2 min read Last Updated : Oct 02 2021 | 12:46 AM IST
Manufacturing activity in September grew with strengthening demand conditions amid the easing of Coronavirus (Covid-19) restrictions even as pricing pressure intensified due to raw material shortages and rising fuel costs.
The IHS Markit Purchasing Managers Index (PMI) for manufacturing rose to 53.7 in September from 52.3 recorded in August, highlighting a stronger expansion in overall business conditions. A reading above 50 indicates expansion and one below that shows contraction. The PMI reading was 55.3 in July.
“Indian manufacturers lifted production to a greater extent in September as they geared up for improvements in demand and the replenishment of stocks. There was a substantial pick-up in intakes of new work, with some contribution from international markets,” said Pollyanna De Lima, Economics associate director at IHS Markit.

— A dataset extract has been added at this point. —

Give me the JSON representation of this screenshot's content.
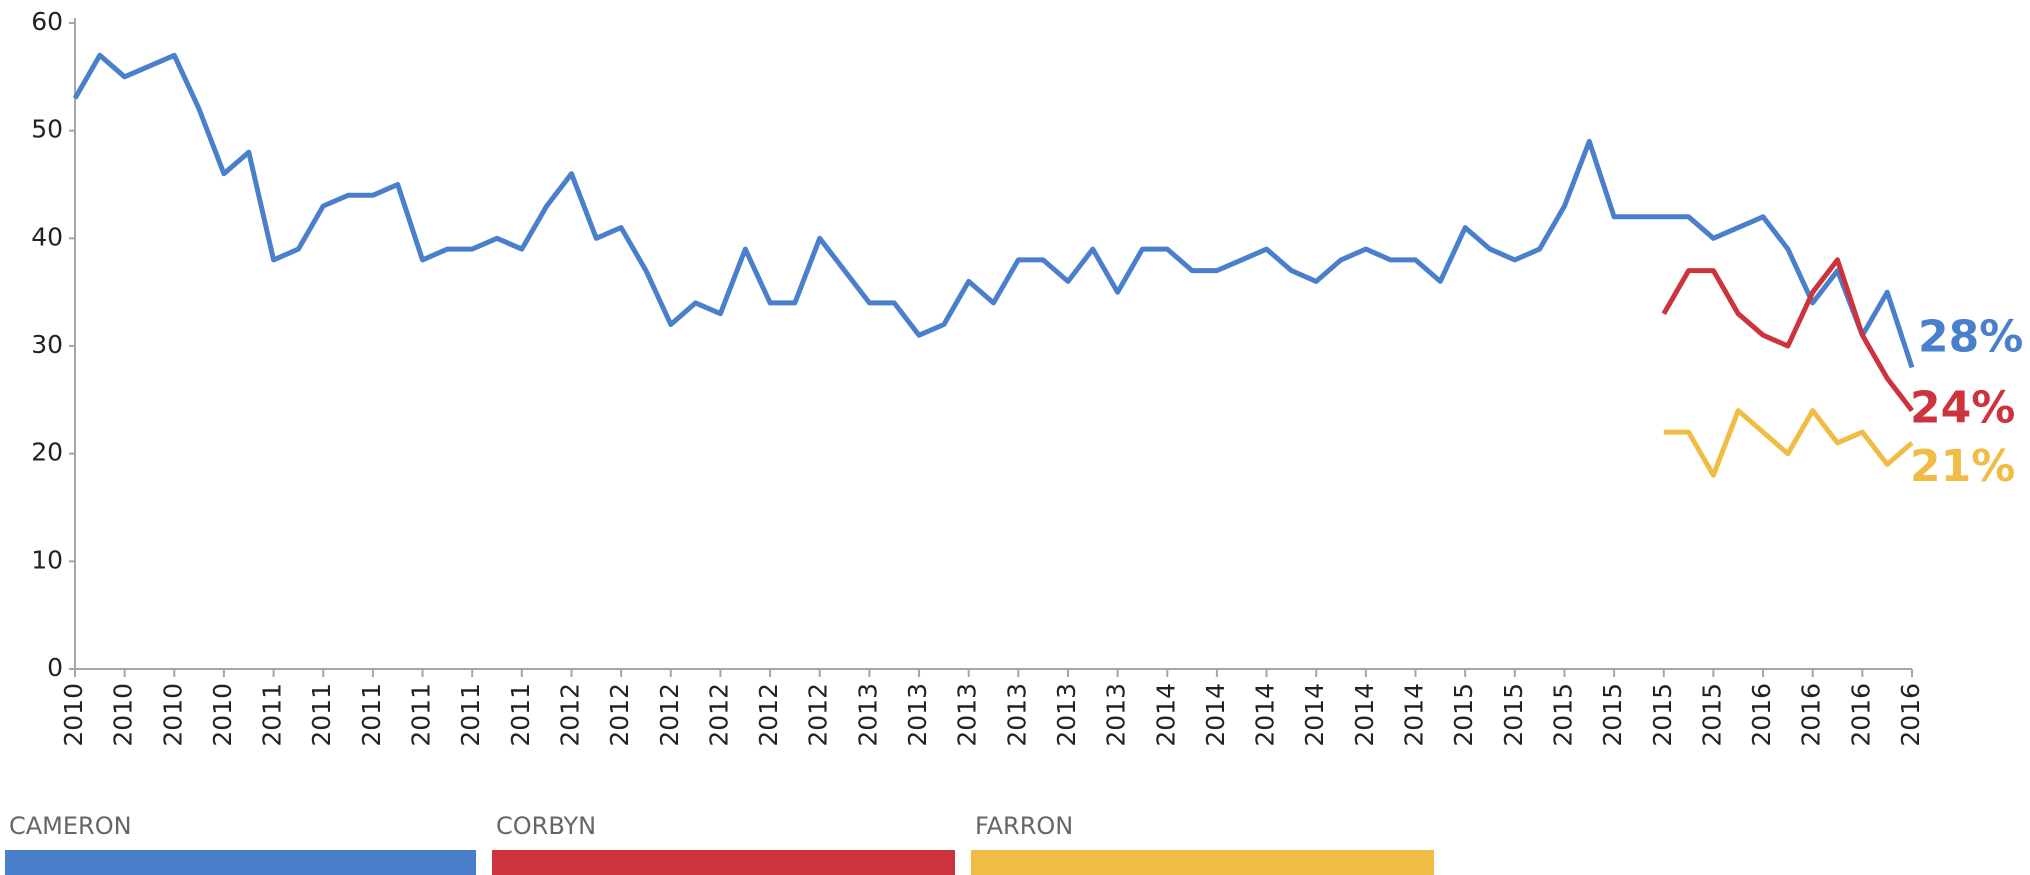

The growth in September was backed by stronger new order inflows, and companies scaling up input buying to accommodate rising sales and progress with production schedules. The uptick in input buying came on the back of anticipation that production would increase in the year ahead.
International demand for Indian goods also strengthened in September, although some firms saw the Covid-19 pandemic restricting international sales. New export orders expanded at a faster rate than in August, the survey showed.
Manufacturing sector employment saw little change as government guidelines surrounding shift work prevented hiring for firms.
After subsiding in the previous two months, cost inflationary pressures intensified in September. Strong demand for scarce products and rising fuel and transportation rates contributed to the increase in input costs.
Rising fuel, raw material and transportation prices pushed the overall rate of input cost inflation to a five-month high. Output prices, however, increased at a slower and only moderate rate, the findings show.
"Only a small proportion of this additional cost burden was passed on to clients, however, as seen by a slower and only modest increase in factory gate charges." Pollyanna De Lima said.
The survey also found diverging trends regarding stocks. Pre-production inventories rose at a substantial pace as firms sought to ensure that current and future demand needs are met. Holdings of manufactured goods continued to fall sharply amid the immediate dispatch of items to clients, it said.